悲惨といえば悲惨な俺を気遣って、池田ちゃんが飲みに誘ってくれた。一つしか違わないとはいえ、後輩にこんなに気遣われてはなんだか面子が立たない気がするが…そこは仕方ない。
「何か悪いね、いっつも」
「いーえ、私は内村さんが香西さんと幸せになるまで頑張りますから」
そう言って池田ちゃんはカクテルを一口飲んだ。先輩想いな後輩につい笑みがこぼれてしまう。
「で、最近は全然連絡取ってないんですか?」
「まあね…何か怖くてさ」
「谷原さんに取られるのとどっちが怖いですか?」
なんとなく言葉が出て来ない。谷原に取られるのは確かに嫌だ。かといって彼女に直接拒絶されても…と思う。
「…どっちもかな」
「男でしょー、当たって砕けろで良いじゃないですか!」
それが出来るもんなら普通に考えてこんなに苦労しないだろ、と心の中でつっこむ。まあ池田ちゃんなりに俺を一生懸命励まそうとしてくれてるのはすごく伝わってくるから何も言わないが。

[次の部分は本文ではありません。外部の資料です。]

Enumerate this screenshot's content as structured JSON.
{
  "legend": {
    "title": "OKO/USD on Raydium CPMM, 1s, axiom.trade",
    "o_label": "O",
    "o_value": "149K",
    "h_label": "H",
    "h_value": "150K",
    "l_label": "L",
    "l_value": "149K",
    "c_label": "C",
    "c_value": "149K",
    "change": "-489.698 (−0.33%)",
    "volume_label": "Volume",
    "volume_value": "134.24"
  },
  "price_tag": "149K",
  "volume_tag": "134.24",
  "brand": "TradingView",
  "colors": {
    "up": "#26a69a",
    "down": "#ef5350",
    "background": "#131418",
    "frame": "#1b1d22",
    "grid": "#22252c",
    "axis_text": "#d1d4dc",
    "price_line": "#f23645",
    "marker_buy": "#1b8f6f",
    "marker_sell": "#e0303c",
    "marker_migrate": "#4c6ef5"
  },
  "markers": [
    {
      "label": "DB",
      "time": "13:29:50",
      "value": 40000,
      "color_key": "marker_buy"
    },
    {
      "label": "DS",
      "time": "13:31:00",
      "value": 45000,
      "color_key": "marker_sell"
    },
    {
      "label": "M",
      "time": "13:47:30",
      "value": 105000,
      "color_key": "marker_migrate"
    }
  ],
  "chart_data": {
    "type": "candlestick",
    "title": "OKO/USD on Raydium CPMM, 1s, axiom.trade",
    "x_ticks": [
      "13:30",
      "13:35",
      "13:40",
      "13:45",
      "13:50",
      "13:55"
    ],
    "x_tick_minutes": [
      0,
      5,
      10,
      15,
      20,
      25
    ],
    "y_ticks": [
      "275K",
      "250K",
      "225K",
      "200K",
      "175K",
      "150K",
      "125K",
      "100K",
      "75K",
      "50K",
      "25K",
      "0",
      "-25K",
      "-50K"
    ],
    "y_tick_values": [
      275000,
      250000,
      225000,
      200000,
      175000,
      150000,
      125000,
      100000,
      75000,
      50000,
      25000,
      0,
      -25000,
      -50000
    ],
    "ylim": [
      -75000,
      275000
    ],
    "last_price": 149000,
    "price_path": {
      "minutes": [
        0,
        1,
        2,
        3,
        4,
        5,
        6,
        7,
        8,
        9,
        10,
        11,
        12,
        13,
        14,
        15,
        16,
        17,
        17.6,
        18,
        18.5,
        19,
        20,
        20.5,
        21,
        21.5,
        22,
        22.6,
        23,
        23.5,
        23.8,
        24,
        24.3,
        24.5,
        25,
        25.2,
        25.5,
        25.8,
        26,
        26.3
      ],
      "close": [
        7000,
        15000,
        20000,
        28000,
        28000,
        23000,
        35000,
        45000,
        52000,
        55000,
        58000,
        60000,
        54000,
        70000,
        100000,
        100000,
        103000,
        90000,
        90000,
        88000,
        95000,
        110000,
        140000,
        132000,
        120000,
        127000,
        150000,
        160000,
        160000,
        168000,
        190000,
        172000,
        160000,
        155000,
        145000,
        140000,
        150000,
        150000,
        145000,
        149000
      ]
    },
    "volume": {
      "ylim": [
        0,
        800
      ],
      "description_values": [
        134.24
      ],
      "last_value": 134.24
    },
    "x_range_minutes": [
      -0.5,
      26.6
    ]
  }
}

「そういえば…香西さんって勤め先プジョーって言ってましたよね」
俺は特に考えることなくグラスをカラン、と回して答えた。
「うん」
「共通の車っていう話題は何かしたんですか?」
「…いや…」
「ならそれをネタに会話すれば良いじゃないですか」
確かにその手はある。でも今の状況でそれをどう利用して良いのかわからない。
「…う、ん。機会があればね」
「頑張れば機会なんていくらでも作れますよ」
やたらとにこにこして池田ちゃんが言った。どこからそんな根拠が出て来るんだ、と聞きたくなったが、どうせ言ったところで『女のカン』と返されるだろう。
「そーですね」
見向きもせずに適当に答えた俺の背中を、池田ちゃんは叱り付けるかのように思いっきり叩いた。